[R] png scaling problem

Marc Schwartz (via MN) mschwartz at mn.rr.com
Thu Sep 1 22:53:15 CEST 2005

On Thu, 2005-09-01 at 21:51 +0200, Knut Krueger wrote:
> scaling<-4
> xywidth<-480
> resolution<-150
> png(filename = "c:/r/anschluss/plots/4.png", width = xywidth*scaling, 
> height = xywidth*scaling,pointsize = 12, bg = "white", res = 
> resolution*scaling)
> ......
> barplot(xrow,col = barcolors,cex.axis=scaling, ylab="mean time till attachment in sec",cex.lab=1.2*scaling) 
> I tried to scale the barplot but there is one strange result:
> scaling=1
> http://biostatistic.de/temp/1.png    --- the ylab is ok
> scaling=2
> http://biostatistic.de/temp/2.png    --- the ylab is not ok
> scaling=4
> http://biostatistic.de/temp/4.png    --- the ylab is terrible
> is there any better solution to scale the resolution and the width/height?
> with regards
> Knut

Probably a better first question is, why are you using a bitmapped
graphics format if you need the image to be re-scaled? In general,
bitmapped graphics do not resize well, though if you have a specific
need and know a target image size, you can adjust various parameters to
look decent. Are you going to view these images in a web browser, where
you are concerned with display size and resolution?

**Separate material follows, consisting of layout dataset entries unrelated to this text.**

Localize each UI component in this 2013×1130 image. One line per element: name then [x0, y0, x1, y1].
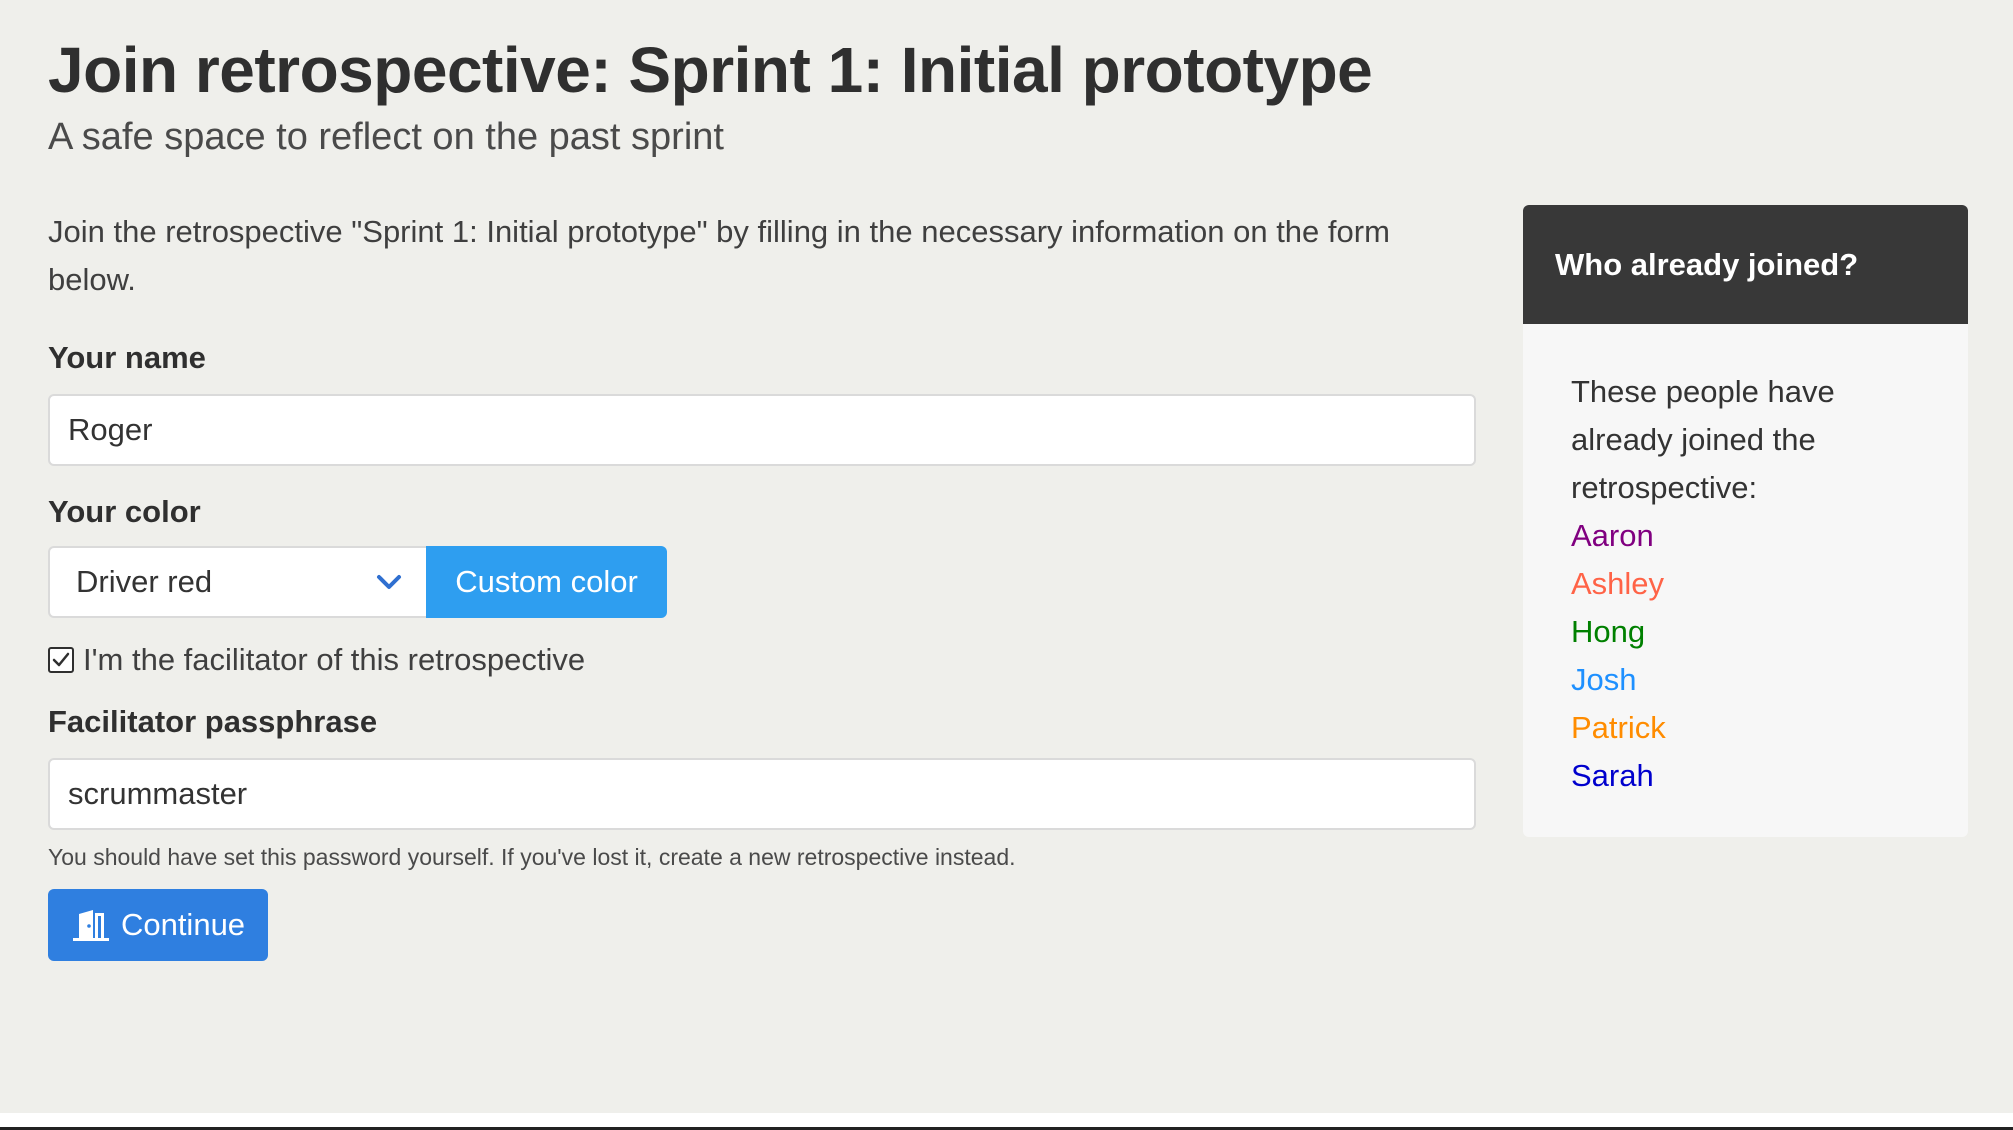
- continue-label: Continue: [120, 907, 246, 942]
- joined-description: These people have already joined the ret…: [1571, 374, 1835, 505]
- checkmark-icon: [52, 652, 70, 667]
- color-select[interactable]: Driver red: [48, 546, 426, 618]
- participant-item: Aaron: [1571, 518, 1654, 553]
- name-input[interactable]: [48, 394, 1476, 466]
- passphrase-label: Facilitator passphrase: [48, 704, 378, 739]
- page-subtitle: A safe space to reflect on the past spri…: [48, 116, 724, 158]
- page-title: Join retrospective: Sprint 1: Initial pr…: [48, 34, 1373, 106]
- color-picker: Driver red Custom color: [48, 546, 1476, 618]
- continue-button[interactable]: Continue: [48, 889, 268, 961]
- joined-panel-title: Who already joined?: [1523, 205, 1968, 324]
- joined-panel: Who already joined? These people have al…: [1523, 205, 1968, 837]
- door-open-icon: [71, 907, 111, 943]
- joined-panel-body: These people have already joined the ret…: [1523, 324, 1968, 800]
- color-label: Your color: [48, 494, 201, 529]
- intro-text: Join the retrospective "Sprint 1: Initia…: [48, 214, 1390, 297]
- custom-color-button[interactable]: Custom color: [426, 546, 667, 618]
- participant-list: Aaron Ashley Hong Josh Patrick Sarah: [1571, 512, 1936, 800]
- participant-item: Patrick: [1571, 710, 1666, 745]
- participant-item: Josh: [1571, 662, 1637, 697]
- footer-strip: [0, 1113, 2013, 1130]
- join-page: Join retrospective: Sprint 1: Initial pr…: [48, 30, 1968, 961]
- color-select-value: Driver red: [76, 564, 213, 599]
- participant-item: Ashley: [1571, 566, 1665, 601]
- facilitator-checkbox-row[interactable]: I'm the facilitator of this retrospectiv…: [48, 642, 1476, 678]
- passphrase-input[interactable]: [48, 758, 1476, 830]
- passphrase-help-text: You should have set this password yourse…: [48, 844, 1016, 870]
- facilitator-checkbox-label: I'm the facilitator of this retrospectiv…: [83, 642, 586, 677]
- join-form: Join the retrospective "Sprint 1: Initia…: [48, 208, 1476, 961]
- participant-item: Sarah: [1571, 758, 1654, 793]
- chevron-down-icon: [374, 572, 404, 592]
- name-label: Your name: [48, 340, 206, 375]
- facilitator-checkbox[interactable]: [48, 647, 74, 673]
- participant-item: Hong: [1571, 614, 1646, 649]
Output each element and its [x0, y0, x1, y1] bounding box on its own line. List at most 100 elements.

>From your e-mail headers it appears you are on Windows. If you need a
re-sizable graphic, use a vector based format such as wmf/emf,
especially if you need the graphics embedded in a Windows application
such as Word or Powerpoint. This is the default format under Windows
when copying and pasting a graphic between applications. You can then,
fairly freely, resize the image in the target application as you may

If you are going to print the graphic directly or include it in a
document for printing (as opposed to just viewing it), then use PDF or
Postscript. The latter in EPS format, can be imported into many Windows
applications like Word, including the generation of a preview image.
However, they don't look good for direct use in presentations (unless
you print to a PS file and then convert to PDF for viewing).

See ?Devices for more information.

With a better idea of how you plan to use the graphic(s), we can offer
more specific recommendations on how to proceed.